Christine McVie of Fleetwood Mac has chosen classics by Fats Domino, the Beatles and Etta James among her Desert Island Discs. The singer, writer and keyboard player, who returned to the band in 2013, was featured on the long-running BBC radio institution today (17 December) and also spoke of her love for her ex-boyfriend Dennis Wilson of the Beach Boys.
McVie selected the Beach Boys’ ‘Angel Come Home,’ from their L.A. (Light Album), a song featuring lead vocals by Wilson. “He was a mess, but he was charismatic, charming and really handsome,” she confided. “He swept me off my feet big time, and we had a very rollercoaster affair for a couple of years. I just adored him.”

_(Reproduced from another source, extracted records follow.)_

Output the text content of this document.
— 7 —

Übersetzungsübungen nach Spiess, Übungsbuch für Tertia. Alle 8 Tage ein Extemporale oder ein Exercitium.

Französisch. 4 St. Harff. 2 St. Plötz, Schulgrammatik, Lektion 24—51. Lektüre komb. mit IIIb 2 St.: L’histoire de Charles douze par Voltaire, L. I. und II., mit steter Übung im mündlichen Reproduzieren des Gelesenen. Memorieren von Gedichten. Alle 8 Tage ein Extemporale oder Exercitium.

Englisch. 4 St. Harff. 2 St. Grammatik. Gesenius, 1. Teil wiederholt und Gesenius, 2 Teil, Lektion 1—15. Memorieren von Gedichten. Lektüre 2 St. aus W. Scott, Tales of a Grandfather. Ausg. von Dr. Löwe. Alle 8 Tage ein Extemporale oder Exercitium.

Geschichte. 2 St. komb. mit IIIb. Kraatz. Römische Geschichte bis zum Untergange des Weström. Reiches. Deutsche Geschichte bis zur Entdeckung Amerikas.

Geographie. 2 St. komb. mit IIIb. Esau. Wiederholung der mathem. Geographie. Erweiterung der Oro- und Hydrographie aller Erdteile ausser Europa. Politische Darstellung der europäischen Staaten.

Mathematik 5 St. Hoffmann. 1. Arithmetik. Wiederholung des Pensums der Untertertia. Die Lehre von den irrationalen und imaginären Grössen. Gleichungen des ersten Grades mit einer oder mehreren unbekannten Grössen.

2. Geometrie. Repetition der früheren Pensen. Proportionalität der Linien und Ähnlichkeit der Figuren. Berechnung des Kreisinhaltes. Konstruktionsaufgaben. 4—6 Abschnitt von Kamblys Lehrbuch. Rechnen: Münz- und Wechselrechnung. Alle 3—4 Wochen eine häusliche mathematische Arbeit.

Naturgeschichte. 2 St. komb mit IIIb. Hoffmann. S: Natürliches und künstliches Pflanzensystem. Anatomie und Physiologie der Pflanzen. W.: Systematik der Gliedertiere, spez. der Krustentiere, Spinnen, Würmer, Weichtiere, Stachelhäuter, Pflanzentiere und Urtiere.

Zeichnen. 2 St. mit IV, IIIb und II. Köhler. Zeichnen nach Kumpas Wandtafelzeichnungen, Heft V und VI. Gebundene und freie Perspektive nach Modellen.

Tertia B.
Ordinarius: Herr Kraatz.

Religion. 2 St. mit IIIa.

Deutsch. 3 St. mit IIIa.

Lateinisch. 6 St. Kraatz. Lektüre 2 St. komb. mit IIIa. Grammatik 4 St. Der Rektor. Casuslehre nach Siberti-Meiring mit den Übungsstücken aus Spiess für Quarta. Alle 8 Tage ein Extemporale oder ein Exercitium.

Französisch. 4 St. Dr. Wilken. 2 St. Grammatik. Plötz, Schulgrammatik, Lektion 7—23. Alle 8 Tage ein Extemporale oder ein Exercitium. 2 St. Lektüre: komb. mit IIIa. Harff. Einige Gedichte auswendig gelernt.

Picking ‘Ain’t That A Shame’ as another of the eight records she would take to her mythical desert island, McVie credited Fats Domino as the chief influence on her playing style as a young woman, when she was studying classical piano. “I was practising one day and there was a book of Fats Domino music,” she told interviewer Kirsty Young.
“I hadn’t seen it before, so I picked it up and started sight-reading. I think that’s where my boogie left-hand has come from and that’s stayed with me throughout all my songwriting years. There’s always been a little bit of that boogie bass.”
Choosing the Everly Brothers’ ‘Cathy’s Clown,’ she remembered attending one of their shows while she was at college. “Somehow we managed to get backstage and hide in a cupboard,” she explained. “Finally, we decided we couldn’t take it, we got out and just mingled with a bunch of people, and there was Phil Everly standing there. Years later I met him when I was Christine McVie from Fleetwood Mac and we did a duet together.”
The Beatles’ version of Chuck Berry’s ‘Roll Over Beethoven’ also made McVie’s shortlist, as did Etta James’ ‘I’d Rather Go Blind,’ the song she covered and sang lead vocals on with Chicken Shack, the group that first brought her to prominence before she joined Fleetwood Mac. She chose that group’s early hit ‘Man Of The World’ as well as Vivaldi’s ‘Four Seasons’ and Vaughan Williams’ ‘The Lark Ascending.’